Throughout their study, Leung’s team spent time inspecting legal states’ regulations and requirements for cannabis contaminants. They found that state health agencies implemented a broad scope of standards to assess specific contaminants and the threshold at which contaminants become dangerous—a limit referred to as “action levels.” “There was more inconsistency in cannabis-borne contaminant regulation as compared with other agricultural commodities,” wrote the researchers.
Only 23 of 36 Legal Cannabis States Regulated Four Categories of Contaminants
In the 36 states that had legalized recreational or medical cannabis use as of May 2022, 679 contaminants were regulated. The list of contaminants includes:
- 551 pesticides
- 74 solvents
- 21 microbes
- 12 inorganic compounds
- 5 fungal toxins
- 16 unnamed contaminants
Just 23 of the 36 legal states regulated pesticides, inorganics, solvents, and microbes/mycotoxins, the four main categories of contaminants. Those states also pinpointed each contaminant’s action level. The report goes on to say that cannabis contaminants were regulated in just one, two, or three categories by eight states.
To determine whether or not cannabis products were produced in accordance with state guidelines, testing results were plucked from 3,760 extract samples and 5,654 flower samples at one California testing facility. Their research led them to discover that 5.1% of all cannabis samples failed testing. As per the results, 2.3% failed for flower and 9.2% for extracts.
Taking all of the findings into account, the team emphasized “an urgent need for a unified regulatory approach to mitigate the public health risk of cannabis contamination at a national level” and a “national-level guideline on the contaminant regulations of cannabis.” The guideline, the team says, “should be based on human health risk assessment methodologies consistent with other agricultural and food commodities.”
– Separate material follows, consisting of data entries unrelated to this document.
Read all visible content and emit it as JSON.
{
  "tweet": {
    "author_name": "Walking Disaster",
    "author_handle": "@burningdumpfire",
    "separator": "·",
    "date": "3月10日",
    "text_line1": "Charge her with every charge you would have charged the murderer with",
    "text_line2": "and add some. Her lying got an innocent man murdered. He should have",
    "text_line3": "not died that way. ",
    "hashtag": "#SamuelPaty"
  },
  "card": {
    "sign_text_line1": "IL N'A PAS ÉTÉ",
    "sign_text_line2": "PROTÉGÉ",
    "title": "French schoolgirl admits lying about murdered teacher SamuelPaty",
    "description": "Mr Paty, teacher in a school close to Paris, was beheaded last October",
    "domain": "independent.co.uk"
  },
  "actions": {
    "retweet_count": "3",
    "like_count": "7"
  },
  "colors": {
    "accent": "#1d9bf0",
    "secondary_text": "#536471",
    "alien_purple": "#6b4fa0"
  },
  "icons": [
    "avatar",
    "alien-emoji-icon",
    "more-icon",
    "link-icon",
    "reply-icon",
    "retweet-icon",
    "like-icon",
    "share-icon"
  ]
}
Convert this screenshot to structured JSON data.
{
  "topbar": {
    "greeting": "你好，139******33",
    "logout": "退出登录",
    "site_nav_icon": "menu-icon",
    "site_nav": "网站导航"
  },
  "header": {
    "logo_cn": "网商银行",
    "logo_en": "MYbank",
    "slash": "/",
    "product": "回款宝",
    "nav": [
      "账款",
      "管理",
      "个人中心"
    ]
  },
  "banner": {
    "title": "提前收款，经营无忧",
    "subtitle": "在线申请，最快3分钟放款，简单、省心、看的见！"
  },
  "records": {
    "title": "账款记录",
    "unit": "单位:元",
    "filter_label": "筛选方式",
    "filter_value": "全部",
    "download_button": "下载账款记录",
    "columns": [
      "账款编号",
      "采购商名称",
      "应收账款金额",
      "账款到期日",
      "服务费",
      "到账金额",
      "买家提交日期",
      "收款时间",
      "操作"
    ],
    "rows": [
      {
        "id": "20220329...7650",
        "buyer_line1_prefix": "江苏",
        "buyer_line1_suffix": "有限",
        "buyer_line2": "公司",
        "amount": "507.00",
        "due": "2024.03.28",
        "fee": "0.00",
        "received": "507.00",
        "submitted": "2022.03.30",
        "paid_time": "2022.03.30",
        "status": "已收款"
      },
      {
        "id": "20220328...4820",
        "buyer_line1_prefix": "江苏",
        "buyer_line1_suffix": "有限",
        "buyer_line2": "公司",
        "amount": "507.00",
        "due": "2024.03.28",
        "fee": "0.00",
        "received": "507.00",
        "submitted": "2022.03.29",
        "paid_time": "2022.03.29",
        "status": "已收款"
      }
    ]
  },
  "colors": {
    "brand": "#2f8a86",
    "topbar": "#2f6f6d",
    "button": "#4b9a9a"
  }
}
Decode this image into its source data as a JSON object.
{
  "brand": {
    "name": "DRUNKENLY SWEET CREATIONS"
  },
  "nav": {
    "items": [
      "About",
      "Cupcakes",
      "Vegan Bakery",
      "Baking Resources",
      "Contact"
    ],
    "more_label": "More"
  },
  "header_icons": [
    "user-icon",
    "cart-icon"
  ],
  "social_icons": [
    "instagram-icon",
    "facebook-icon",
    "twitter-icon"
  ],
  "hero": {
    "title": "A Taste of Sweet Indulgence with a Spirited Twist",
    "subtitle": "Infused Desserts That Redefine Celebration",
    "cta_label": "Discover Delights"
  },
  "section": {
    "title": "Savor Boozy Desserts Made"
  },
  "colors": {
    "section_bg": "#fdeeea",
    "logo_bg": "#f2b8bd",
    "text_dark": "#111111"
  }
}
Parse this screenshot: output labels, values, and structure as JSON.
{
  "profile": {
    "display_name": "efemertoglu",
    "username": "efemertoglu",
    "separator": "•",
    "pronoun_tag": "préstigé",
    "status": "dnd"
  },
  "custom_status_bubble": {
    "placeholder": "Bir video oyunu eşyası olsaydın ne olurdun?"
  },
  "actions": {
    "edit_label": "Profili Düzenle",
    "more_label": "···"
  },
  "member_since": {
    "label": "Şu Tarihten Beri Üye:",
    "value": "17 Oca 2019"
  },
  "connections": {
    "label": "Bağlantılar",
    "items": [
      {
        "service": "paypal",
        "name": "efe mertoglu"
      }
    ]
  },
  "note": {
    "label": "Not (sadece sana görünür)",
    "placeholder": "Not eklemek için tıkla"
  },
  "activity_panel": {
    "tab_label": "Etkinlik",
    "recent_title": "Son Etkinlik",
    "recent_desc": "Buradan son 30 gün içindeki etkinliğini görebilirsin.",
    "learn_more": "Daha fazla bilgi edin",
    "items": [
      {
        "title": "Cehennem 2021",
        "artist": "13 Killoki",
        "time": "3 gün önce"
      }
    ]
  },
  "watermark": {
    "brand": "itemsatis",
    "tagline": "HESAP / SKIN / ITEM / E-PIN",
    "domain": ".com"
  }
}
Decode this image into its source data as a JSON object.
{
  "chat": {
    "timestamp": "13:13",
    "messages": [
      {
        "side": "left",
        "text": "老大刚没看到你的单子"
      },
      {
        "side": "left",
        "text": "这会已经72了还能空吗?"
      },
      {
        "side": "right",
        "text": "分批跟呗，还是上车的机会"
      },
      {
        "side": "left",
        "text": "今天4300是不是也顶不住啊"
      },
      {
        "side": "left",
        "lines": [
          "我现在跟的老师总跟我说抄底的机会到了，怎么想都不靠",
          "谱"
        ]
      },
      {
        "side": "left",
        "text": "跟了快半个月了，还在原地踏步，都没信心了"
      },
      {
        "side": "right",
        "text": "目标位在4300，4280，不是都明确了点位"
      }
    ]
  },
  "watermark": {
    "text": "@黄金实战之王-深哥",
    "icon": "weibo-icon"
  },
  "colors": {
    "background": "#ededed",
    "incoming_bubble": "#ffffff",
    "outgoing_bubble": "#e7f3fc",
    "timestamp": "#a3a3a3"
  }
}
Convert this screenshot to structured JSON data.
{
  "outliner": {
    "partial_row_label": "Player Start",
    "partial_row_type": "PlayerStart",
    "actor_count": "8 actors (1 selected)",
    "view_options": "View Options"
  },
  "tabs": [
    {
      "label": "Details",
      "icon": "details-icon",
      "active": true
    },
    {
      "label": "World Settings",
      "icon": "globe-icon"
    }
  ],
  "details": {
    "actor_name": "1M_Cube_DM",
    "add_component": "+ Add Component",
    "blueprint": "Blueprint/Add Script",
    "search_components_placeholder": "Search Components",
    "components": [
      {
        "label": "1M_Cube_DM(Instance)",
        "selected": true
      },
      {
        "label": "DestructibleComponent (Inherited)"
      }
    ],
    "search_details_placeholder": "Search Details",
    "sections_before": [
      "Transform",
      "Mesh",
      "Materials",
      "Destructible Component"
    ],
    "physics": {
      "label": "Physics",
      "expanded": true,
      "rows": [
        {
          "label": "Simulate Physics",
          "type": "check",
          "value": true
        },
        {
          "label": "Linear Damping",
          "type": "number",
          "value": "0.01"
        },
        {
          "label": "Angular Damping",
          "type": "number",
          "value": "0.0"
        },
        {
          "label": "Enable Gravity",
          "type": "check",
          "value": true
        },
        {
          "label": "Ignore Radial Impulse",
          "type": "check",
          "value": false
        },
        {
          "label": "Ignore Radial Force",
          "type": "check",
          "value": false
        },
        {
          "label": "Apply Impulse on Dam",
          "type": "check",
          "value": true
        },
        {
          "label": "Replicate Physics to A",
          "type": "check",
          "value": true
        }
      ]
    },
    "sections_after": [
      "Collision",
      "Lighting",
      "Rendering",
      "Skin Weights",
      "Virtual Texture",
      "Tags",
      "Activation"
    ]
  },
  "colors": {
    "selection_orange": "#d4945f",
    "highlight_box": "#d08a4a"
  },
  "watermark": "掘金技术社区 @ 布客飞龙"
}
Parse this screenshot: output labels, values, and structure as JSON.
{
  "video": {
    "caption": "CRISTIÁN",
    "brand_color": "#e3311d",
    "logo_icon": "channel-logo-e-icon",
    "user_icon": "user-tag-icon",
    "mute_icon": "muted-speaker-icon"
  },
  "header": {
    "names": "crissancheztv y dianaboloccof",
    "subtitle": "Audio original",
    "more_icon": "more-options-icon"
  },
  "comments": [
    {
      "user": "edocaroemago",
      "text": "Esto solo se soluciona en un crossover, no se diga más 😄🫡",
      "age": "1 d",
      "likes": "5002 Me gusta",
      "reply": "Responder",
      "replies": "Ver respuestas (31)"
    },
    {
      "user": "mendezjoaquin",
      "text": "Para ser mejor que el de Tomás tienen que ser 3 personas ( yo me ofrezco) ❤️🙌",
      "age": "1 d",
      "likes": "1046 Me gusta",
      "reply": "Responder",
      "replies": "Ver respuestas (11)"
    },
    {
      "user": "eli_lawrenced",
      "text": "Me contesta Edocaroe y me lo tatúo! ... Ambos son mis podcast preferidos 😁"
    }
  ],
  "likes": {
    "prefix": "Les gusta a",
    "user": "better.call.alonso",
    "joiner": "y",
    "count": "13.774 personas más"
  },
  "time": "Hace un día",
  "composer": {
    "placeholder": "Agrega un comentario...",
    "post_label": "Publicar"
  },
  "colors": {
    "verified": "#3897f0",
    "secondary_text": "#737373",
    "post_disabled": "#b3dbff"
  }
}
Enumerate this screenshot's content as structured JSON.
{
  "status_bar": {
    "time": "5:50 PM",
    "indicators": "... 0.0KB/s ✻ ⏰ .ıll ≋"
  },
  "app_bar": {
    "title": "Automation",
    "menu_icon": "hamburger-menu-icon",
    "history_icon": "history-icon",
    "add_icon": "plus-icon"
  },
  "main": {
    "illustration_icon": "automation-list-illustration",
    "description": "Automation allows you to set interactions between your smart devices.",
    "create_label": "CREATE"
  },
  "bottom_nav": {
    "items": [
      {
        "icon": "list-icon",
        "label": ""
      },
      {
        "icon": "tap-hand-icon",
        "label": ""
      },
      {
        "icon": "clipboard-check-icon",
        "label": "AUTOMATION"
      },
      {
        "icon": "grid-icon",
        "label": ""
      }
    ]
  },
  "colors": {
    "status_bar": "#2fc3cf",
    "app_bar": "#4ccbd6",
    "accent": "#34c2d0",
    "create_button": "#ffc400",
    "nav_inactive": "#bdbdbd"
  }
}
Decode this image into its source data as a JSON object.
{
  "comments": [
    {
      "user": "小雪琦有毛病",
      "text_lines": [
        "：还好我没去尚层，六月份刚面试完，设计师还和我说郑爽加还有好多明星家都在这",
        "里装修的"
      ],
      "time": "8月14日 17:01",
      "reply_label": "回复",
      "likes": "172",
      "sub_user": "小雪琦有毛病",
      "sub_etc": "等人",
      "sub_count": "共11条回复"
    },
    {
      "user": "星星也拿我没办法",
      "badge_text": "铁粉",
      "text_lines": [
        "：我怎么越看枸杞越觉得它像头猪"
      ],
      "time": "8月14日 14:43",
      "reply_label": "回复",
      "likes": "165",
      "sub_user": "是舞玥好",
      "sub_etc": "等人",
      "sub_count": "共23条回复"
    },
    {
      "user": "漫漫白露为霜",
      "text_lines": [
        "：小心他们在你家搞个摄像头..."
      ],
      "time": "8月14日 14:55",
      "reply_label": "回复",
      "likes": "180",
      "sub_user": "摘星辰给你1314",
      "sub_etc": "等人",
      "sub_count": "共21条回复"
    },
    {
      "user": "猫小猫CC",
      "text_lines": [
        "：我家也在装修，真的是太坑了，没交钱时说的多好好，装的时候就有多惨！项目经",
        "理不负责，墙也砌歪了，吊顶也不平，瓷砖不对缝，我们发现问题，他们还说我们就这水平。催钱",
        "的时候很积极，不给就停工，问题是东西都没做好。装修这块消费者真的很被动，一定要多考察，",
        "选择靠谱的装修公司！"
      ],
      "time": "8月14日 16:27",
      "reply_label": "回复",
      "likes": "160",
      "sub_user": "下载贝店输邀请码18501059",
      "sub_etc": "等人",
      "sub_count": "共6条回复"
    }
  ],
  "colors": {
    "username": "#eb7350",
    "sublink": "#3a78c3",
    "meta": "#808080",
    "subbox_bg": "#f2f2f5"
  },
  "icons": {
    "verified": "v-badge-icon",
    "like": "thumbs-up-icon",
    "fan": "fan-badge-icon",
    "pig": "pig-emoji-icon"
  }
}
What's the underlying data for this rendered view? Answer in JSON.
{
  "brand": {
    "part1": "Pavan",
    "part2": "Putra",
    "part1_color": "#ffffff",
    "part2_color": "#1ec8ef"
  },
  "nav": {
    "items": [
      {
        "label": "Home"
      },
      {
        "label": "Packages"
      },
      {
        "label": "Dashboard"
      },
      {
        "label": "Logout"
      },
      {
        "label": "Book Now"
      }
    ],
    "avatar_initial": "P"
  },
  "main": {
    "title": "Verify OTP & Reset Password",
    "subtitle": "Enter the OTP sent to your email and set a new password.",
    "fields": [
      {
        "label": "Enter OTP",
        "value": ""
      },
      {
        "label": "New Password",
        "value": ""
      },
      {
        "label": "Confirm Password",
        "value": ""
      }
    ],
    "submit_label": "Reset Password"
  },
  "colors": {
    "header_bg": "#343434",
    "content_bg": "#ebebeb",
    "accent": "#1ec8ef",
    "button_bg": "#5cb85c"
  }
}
“With the constraints faced by federal agencies in regulating an illegal Schedule I substance, we think this effort should involve the analytical science community, the medical community, and multi-state trade collaboratives,” it says. “This two-tier approach may provide a science-based solution to mitigate the health hazards of cannabis contaminants in an expanding U.S. cannabis market.”
“Given the existing knowledge gaps regarding cannabis contamination toxicity and exposure, this effort would require federal and state support to advance the toxicological and epidemiological research of cannabis-borne contaminants, particularly in susceptible patient populations with medical conditions,” the study concludes.